Bruxelles

La défense demande le report du procès, pour cause d'absence de témoins "importants". La Cour suivra-t-elle ?

La cour d'assises de Bruxelles a ajourné le procès de Tarek Ladhari lundi vers 16h30, afin de délibérer sur les conclusions déposées par la défense et la partie civile. Elle rendra son arrêt mardi matin à 9h. La défense comme la partie civile demandent le renvoi du procès à une date ultérieure, après avoir constaté que plusieurs témoins importants ne seront pas présents. Dans ce dossier, Tarek Ladhari est accusé du meurtre de Denis Debouverie. Ce dernier était propriétaire de plusieurs restaurants dans le quartier de l'Ilot Sacré à Bruxelles. Il avait été découvert mort, égorgé, dans son bureau situé dans la Petite rue des Bouchers, le 10 septembre 2008.

La défense, Me Olivier Martins et Me Caroline Poiré, a déposé des conclusions au terme desquelles elle demande que le procès soit reporté à une date ultérieure. La partie civile, représentée par Me Nathalie Gallant, a également déposé des conclusions allant dans le même sens. Les deux parties ont toutes deux déploré lundi, au premier jour du procès, que plusieurs témoins étaient annoncés comme absents, notamment la juge d'instruction qui a mené l'enquête et deux inspecteurs qui ont mené des investigations de première importance. Selon elles, le procès, qui aux assises repose sur l'oralité des débats, ne peut donc pas se tenir dans l'état actuel. Le président de la cour, Michel De Grève, a suspendu les débats lundi vers 16h30 afin de délibérer sur la question. Il prononcera son arrêt mardi matin à 9h. 

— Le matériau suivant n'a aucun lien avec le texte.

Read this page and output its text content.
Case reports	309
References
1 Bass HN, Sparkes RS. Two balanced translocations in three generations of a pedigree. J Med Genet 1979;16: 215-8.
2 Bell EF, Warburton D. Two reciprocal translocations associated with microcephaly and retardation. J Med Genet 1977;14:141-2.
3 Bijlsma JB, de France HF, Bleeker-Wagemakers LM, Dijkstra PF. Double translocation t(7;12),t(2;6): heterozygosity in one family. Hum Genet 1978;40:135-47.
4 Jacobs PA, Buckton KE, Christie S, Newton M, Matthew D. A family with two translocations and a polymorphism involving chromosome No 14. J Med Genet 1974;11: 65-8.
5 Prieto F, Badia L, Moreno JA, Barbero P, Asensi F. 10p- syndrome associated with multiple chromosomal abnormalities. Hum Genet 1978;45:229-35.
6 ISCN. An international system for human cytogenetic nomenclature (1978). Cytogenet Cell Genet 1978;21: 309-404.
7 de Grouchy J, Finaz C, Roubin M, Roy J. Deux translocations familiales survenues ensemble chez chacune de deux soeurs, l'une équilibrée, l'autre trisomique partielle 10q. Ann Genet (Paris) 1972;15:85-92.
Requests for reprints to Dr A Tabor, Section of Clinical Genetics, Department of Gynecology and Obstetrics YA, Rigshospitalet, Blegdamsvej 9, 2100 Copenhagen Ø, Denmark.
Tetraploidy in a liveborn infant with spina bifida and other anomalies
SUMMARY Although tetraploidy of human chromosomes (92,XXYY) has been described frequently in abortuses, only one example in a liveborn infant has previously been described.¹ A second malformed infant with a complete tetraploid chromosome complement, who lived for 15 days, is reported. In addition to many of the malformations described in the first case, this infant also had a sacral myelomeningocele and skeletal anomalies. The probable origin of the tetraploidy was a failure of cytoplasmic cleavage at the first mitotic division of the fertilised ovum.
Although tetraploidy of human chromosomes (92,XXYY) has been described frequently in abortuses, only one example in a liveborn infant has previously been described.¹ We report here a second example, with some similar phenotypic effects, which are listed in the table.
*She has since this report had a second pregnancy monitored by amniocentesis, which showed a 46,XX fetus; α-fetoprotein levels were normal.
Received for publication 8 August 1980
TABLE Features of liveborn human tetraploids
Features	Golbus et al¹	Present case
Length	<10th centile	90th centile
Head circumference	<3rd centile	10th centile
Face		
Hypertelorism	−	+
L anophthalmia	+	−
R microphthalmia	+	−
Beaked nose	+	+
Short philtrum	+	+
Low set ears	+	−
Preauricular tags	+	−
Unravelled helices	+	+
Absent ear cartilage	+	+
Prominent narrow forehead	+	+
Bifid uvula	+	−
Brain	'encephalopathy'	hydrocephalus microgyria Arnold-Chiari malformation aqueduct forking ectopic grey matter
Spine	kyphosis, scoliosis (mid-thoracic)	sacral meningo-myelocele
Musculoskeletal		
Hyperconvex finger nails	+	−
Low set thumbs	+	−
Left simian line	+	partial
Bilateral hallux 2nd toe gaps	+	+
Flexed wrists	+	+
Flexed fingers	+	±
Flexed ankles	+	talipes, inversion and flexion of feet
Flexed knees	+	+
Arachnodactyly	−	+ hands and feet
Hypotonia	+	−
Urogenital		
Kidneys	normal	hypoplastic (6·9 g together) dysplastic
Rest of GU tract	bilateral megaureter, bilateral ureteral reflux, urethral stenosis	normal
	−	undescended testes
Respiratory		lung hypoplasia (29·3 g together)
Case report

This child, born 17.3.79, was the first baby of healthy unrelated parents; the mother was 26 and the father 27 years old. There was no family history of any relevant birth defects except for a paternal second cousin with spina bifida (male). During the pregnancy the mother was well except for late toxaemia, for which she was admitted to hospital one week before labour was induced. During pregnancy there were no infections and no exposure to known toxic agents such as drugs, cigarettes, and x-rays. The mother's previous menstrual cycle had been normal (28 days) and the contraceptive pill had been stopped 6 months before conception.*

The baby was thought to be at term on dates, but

Tarek Ladhari, un homme d'origine tunisienne âgé de 64 ans, est accusé d'avoir tué Denis Debouverie. Ce dernier lui louait le restaurant "La Petite Fontaine", situé juste en face du restaurant "La Vieille Ville", au-dessus duquel Denis Debouverie avait son bureau et son appartement, dans la Petite rue des Bouchers à Bruxelles. Denis Debouverie possédait la plupart des restaurants de l'Ilot Sacré, centre historique de la capitale qui comprend la rue Grétry, la rue de la Fourche, la rue des Dominicains, la rue des Bouchers et la petite rue des Bouchers. Il vivait des loyers, plutôt élevés dans ce quartier touristique, de ses biens immobiliers. Le 10 septembre 2008, Denis Debouverie, âgé alors de 74 ans, a été découvert sans vie, étendu sur le sol de son bureau, l'artère carotide sectionnée. 

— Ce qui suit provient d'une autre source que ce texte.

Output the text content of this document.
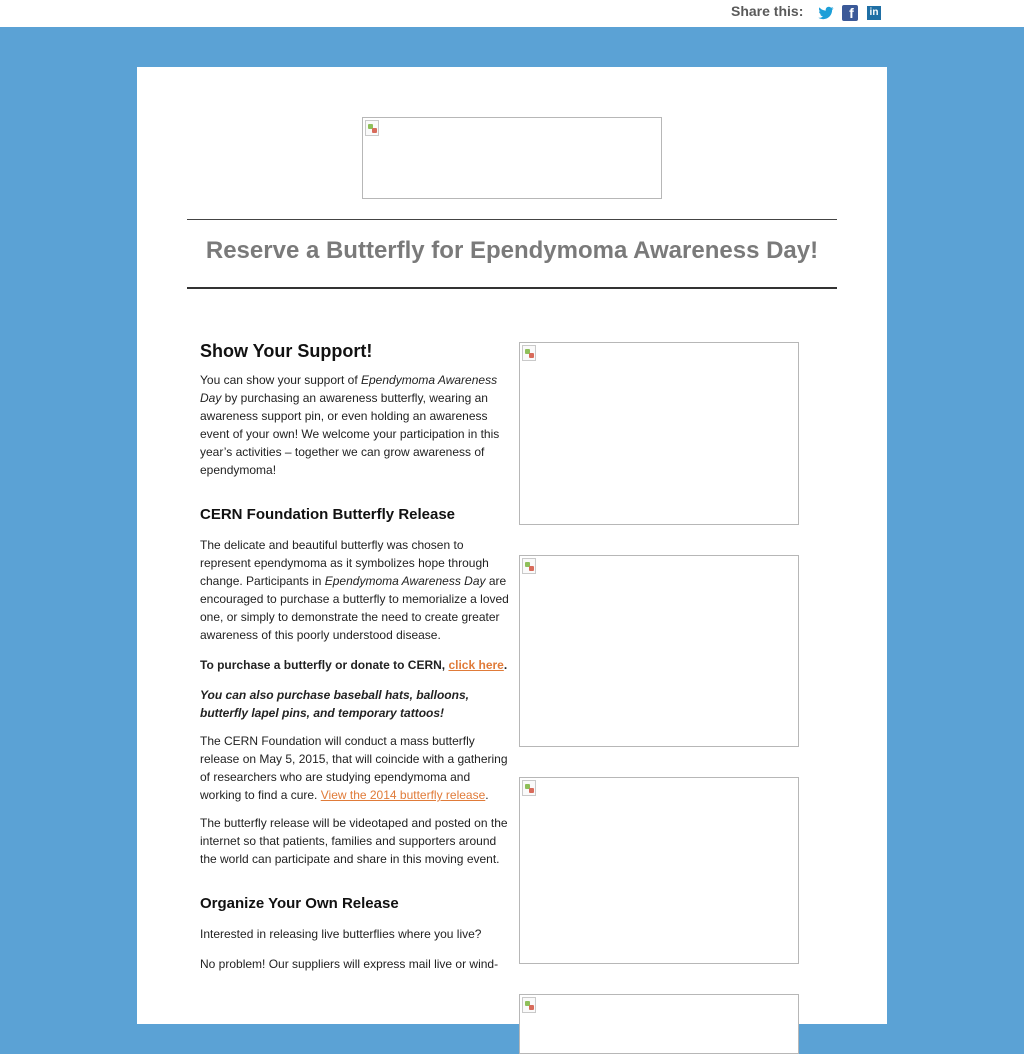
Share this:	f	in
Reserve a Butterfly for Ependymoma Awareness Day!
Show Your Support!

You can show your support of Ependymoma Awareness Day by purchasing an awareness butterfly, wearing an awareness support pin, or even holding an awareness event of your own! We welcome your participation in this year’s activities – together we can grow awareness of ependymoma!

CERN Foundation Butterfly Release

The delicate and beautiful butterfly was chosen to represent ependymoma as it symbolizes hope through change. Participants in Ependymoma Awareness Day are encouraged to purchase a butterfly to memorialize a loved one, or simply to demonstrate the need to create greater awareness of this poorly understood disease.

To purchase a butterfly or donate to CERN, click here.

You can also purchase baseball hats, balloons, butterfly lapel pins, and temporary tattoos!

The CERN Foundation will conduct a mass butterfly release on May 5, 2015, that will coincide with a gathering of researchers who are studying ependymoma and working to find a cure. View the 2014 butterfly release.

The butterfly release will be videotaped and posted on the internet so that patients, families and supporters around the world can participate and share in this moving event.

Organize Your Own Release

Interested in releasing live butterflies where you live?

No problem! Our suppliers will express mail live or wind-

Les analyses génétiques d'échantillons prélevés sur la scène de crime ont mis en évidence le profil ADN de l'accusé à deux reprises. Tarek Ladhari a toujours nié être impliqué de près ou de loin dans le meurtre de celui qui était surnommé le "roi de l'Ilot Sacré", tout en admettant que des conflits d'argent les opposaient. L'enquête a révélé que Denis Debouverie avait des litiges avec d'autres de ses locataires. L'un d'eux lui avait envoyé une lettre de menaces en août 2008.